Ternyata tak banyak yang Hyun Jin lakukan saat kembali ke Arirang, apalagi para tamu dari acara perayaan ulang tahun pernikaha Han, sudah hampir semuanya pulang. Saat Hyun Jin menemui para Koki Arirang, kali ini aku memilih untuk menunggu di kantor Hyun Jin sebagai antisipasi agar aku tak lagi bertemu dengan Han Ga Young.

Setengah jam kemudian, Hyun Jin sudah kembali ke kantornya

“Maaf membuatmu menunggu lama, Hyun Jae-ssi”

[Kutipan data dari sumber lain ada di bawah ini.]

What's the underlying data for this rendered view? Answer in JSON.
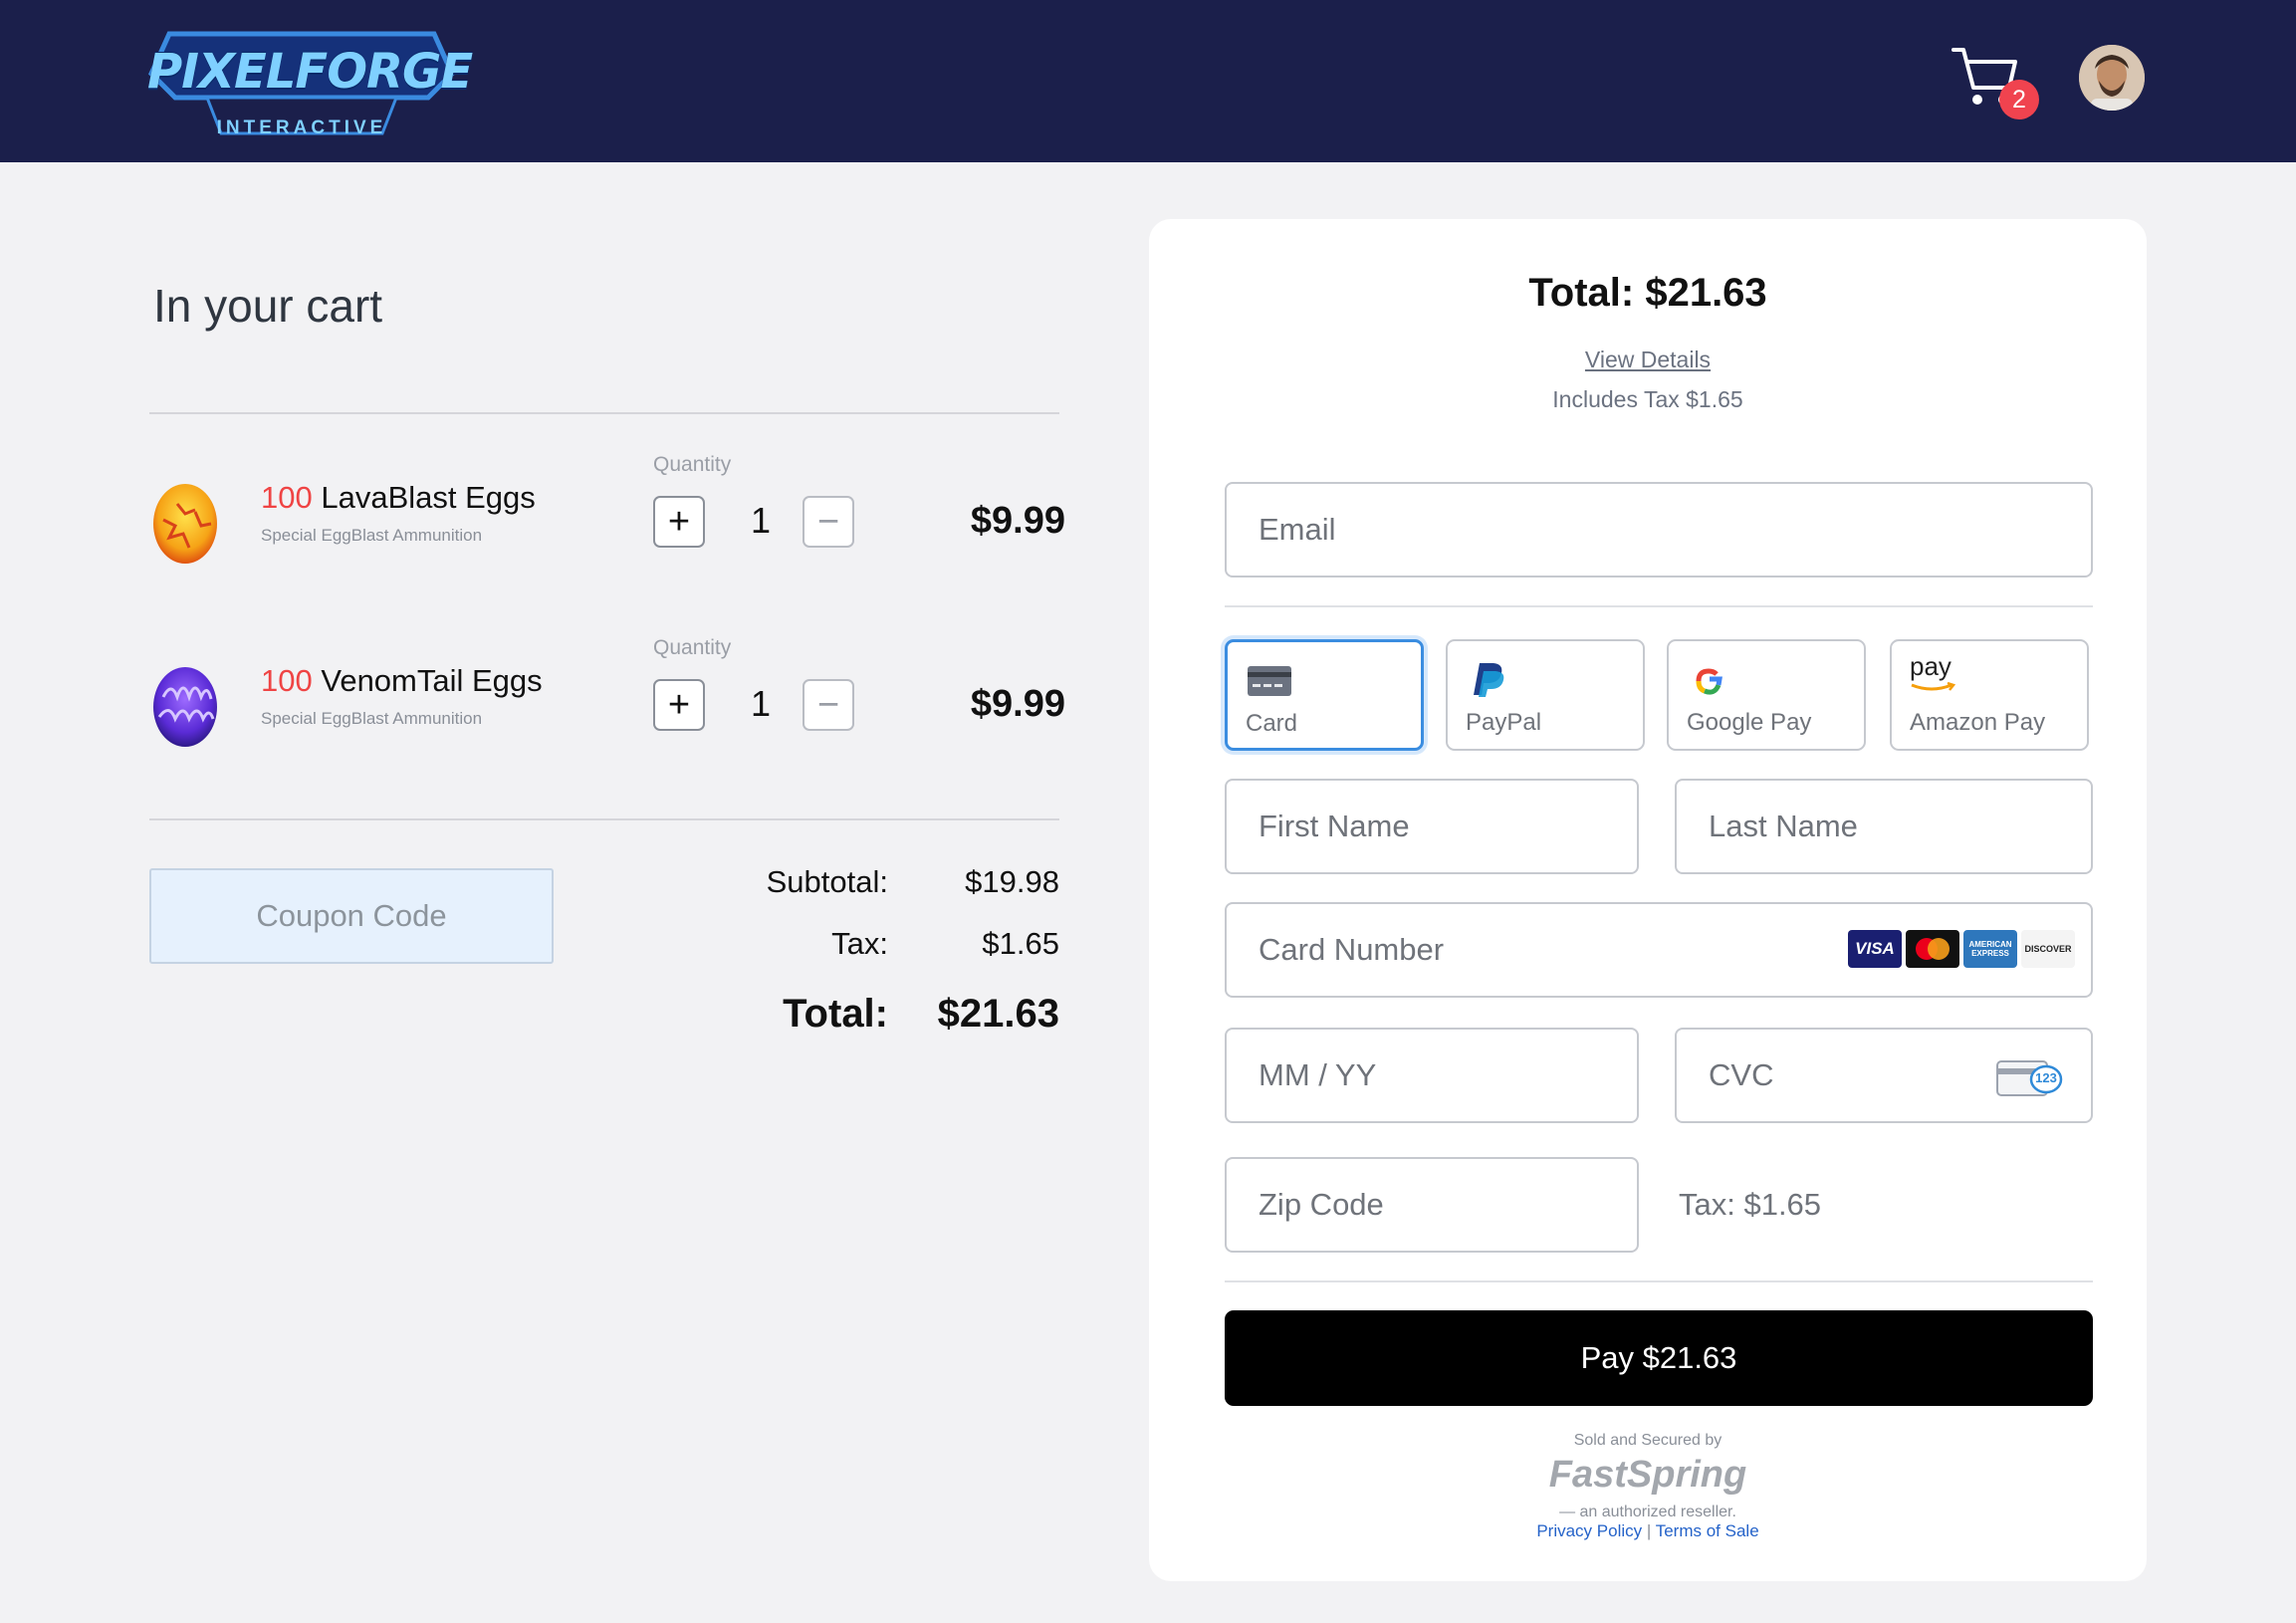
{
  "header": {
    "logo_title": "PIXELFORGE",
    "logo_subtitle": "INTERACTIVE",
    "cart_count": "2"
  },
  "cart": {
    "heading": "In your cart",
    "items": [
      {
        "qty_prefix": "100",
        "name": "LavaBlast Eggs",
        "subtitle": "Special EggBlast Ammunition",
        "quantity_label": "Quantity",
        "quantity": "1",
        "price": "$9.99",
        "plus": "+",
        "minus": "−"
      },
      {
        "qty_prefix": "100",
        "name": "VenomTail Eggs",
        "subtitle": "Special EggBlast Ammunition",
        "quantity_label": "Quantity",
        "quantity": "1",
        "price": "$9.99",
        "plus": "+",
        "minus": "−"
      }
    ],
    "coupon_placeholder": "Coupon Code",
    "summary": {
      "subtotal_label": "Subtotal:",
      "subtotal": "$19.98",
      "tax_label": "Tax:",
      "tax": "$1.65",
      "total_label": "Total:",
      "total": "$21.63"
    }
  },
  "checkout": {
    "total": "Total: $21.63",
    "view_details": "View Details",
    "includes_tax": "Includes Tax $1.65",
    "email_placeholder": "Email",
    "payment_methods": [
      {
        "label": "Card",
        "icon": "credit-card-icon",
        "active": true
      },
      {
        "label": "PayPal",
        "icon": "paypal-icon",
        "active": false
      },
      {
        "label": "Google Pay",
        "icon": "google-icon",
        "active": false
      },
      {
        "label": "Amazon Pay",
        "icon": "amazon-pay-icon",
        "active": false
      }
    ],
    "amazon_pay_mark": "pay",
    "first_name_placeholder": "First Name",
    "last_name_placeholder": "Last Name",
    "card_number_placeholder": "Card Number",
    "card_brands": [
      "VISA",
      "mastercard",
      "AMERICAN EXPRESS",
      "DISCOVER"
    ],
    "expiry_placeholder": "MM / YY",
    "cvc_placeholder": "CVC",
    "cvc_hint": "123",
    "zip_placeholder": "Zip Code",
    "tax_note": "Tax: $1.65",
    "pay_button": "Pay $21.63",
    "sold_by": "Sold and Secured by",
    "reseller_logo": "FastSpring",
    "reseller_note": "— an authorized reseller.",
    "privacy_link": "Privacy Policy",
    "legal_separator": "|",
    "terms_link": "Terms of Sale"
  },
  "colors": {
    "header_bg": "#1b1f4b",
    "accent_red": "#ef4444",
    "active_tab_border": "#3b8de0",
    "pay_button_bg": "#000000",
    "link_blue": "#2563c9"
  }
}
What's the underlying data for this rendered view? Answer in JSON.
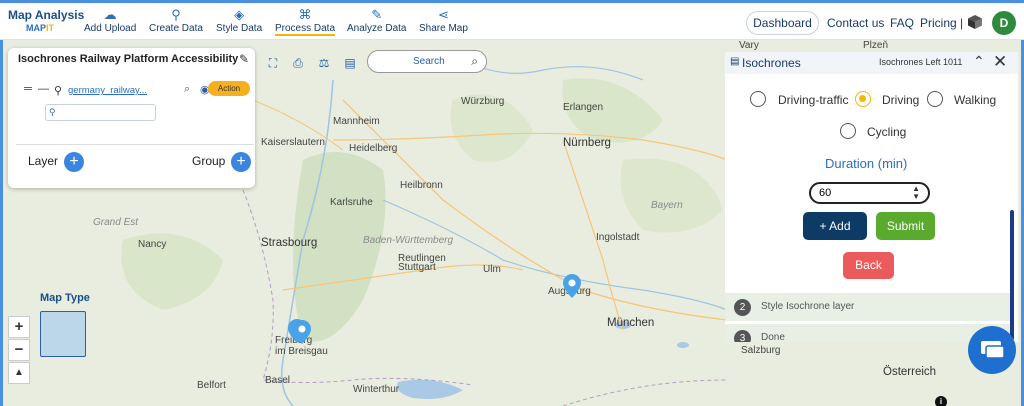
{
  "brand": {
    "title": "Map Analysis",
    "subtitle_a": "MAP",
    "subtitle_b": "IT"
  },
  "nav": {
    "items": [
      {
        "label": "Add Upload",
        "icon": "cloud-upload-icon"
      },
      {
        "label": "Create Data",
        "icon": "map-pin-icon"
      },
      {
        "label": "Style Data",
        "icon": "paint-bucket-icon"
      },
      {
        "label": "Process Data",
        "icon": "process-icon"
      },
      {
        "label": "Analyze Data",
        "icon": "analyze-icon"
      },
      {
        "label": "Share Map",
        "icon": "share-icon"
      }
    ],
    "active": "Process Data",
    "dashboard": "Dashboard",
    "contact": "Contact us",
    "faq": "FAQ",
    "pricing": "Pricing |",
    "avatar_letter": "D"
  },
  "layer_panel": {
    "title": "Isochrones Railway Platform Accessibility",
    "layer_name": "germany_railway...",
    "action_label": "Action",
    "layer_label": "Layer",
    "group_label": "Group"
  },
  "search": {
    "placeholder": "Search"
  },
  "isochrones": {
    "title": "Isochrones",
    "left_counter": "Isochrones Left 1011",
    "modes": [
      {
        "label": "Driving-traffic",
        "selected": false
      },
      {
        "label": "Driving",
        "selected": true
      },
      {
        "label": "Walking",
        "selected": false
      },
      {
        "label": "Cycling",
        "selected": false
      }
    ],
    "duration_label": "Duration (min)",
    "duration_value": "60",
    "add_label": "+ Add",
    "submit_label": "Submit",
    "back_label": "Back",
    "steps": [
      {
        "num": "2",
        "label": "Style Isochrone layer"
      },
      {
        "num": "3",
        "label": "Done"
      }
    ]
  },
  "map": {
    "cities": {
      "wurzburg": "Würzburg",
      "erlangen": "Erlangen",
      "nurnberg": "Nürnberg",
      "mannheim": "Mannheim",
      "heidelberg": "Heidelberg",
      "kaiserslautern": "Kaiserslautern",
      "heilbronn": "Heilbronn",
      "karlsruhe": "Karlsruhe",
      "nancy": "Nancy",
      "strasbourg": "Strasbourg",
      "stuttgart": "Stuttgart",
      "reutlingen": "Reutlingen",
      "ingolstadt": "Ingolstadt",
      "ulm": "Ulm",
      "augsburg": "Augsburg",
      "munchen": "München",
      "freiburg": "Freiburg",
      "im_breisgau": "im Breisgau",
      "belfort": "Belfort",
      "basel": "Basel",
      "winterthur": "Winterthur",
      "salzburg": "Salzburg",
      "osterreich": "Österreich",
      "vary": "Vary",
      "plzen": "Plzeň"
    },
    "regions": {
      "grand_est": "Grand Est",
      "bayern": "Bayern",
      "baden_wurttemberg": "Baden-Württemberg"
    },
    "map_type_label": "Map Type",
    "zoom_in": "+",
    "zoom_out": "−",
    "compass": "▲"
  }
}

“Apakah pekerjaanmu sudah selesai?”

“Nde. Setelah aku ganti baju kita bisa langsung pulang”

Hyun Jin pun segera masuk ke kamar gantinya seolah tak ingin membuatku menunggu lebih lama lagi.

 Tentu saja Hyun Jin harus berganti baju, saat ini Hyun Jin masih memakai hanbok Master Chef Arirang nya meski Apron yang kubantu pasangkan tadi sore sudah terlepas sejak dia keluar dari dapur Arirang. Aku pasti akan merindukan penampilan Hyun Jin hari ini. Hmm… mungkin lain kali aku perlu berkunjung ke Arirang lagi, karena akan sangat janggal jika aku meminta Hyun Jin menggunakan hanbok saat kami berada di apartemen

***

Selama perjalanan pulang, aku membiarkan Hyun Jin tertidur karena tak tega melihatnya terus menguap beberapa kali tak lama setelah aku mengendari mobil meninggalkan Arirang. Hari ini dia tampak  lebih lelah dibanding hari-hari biasanya. Tanpa aku sadari, kami juga pulang lebih larut dari hari biasanya.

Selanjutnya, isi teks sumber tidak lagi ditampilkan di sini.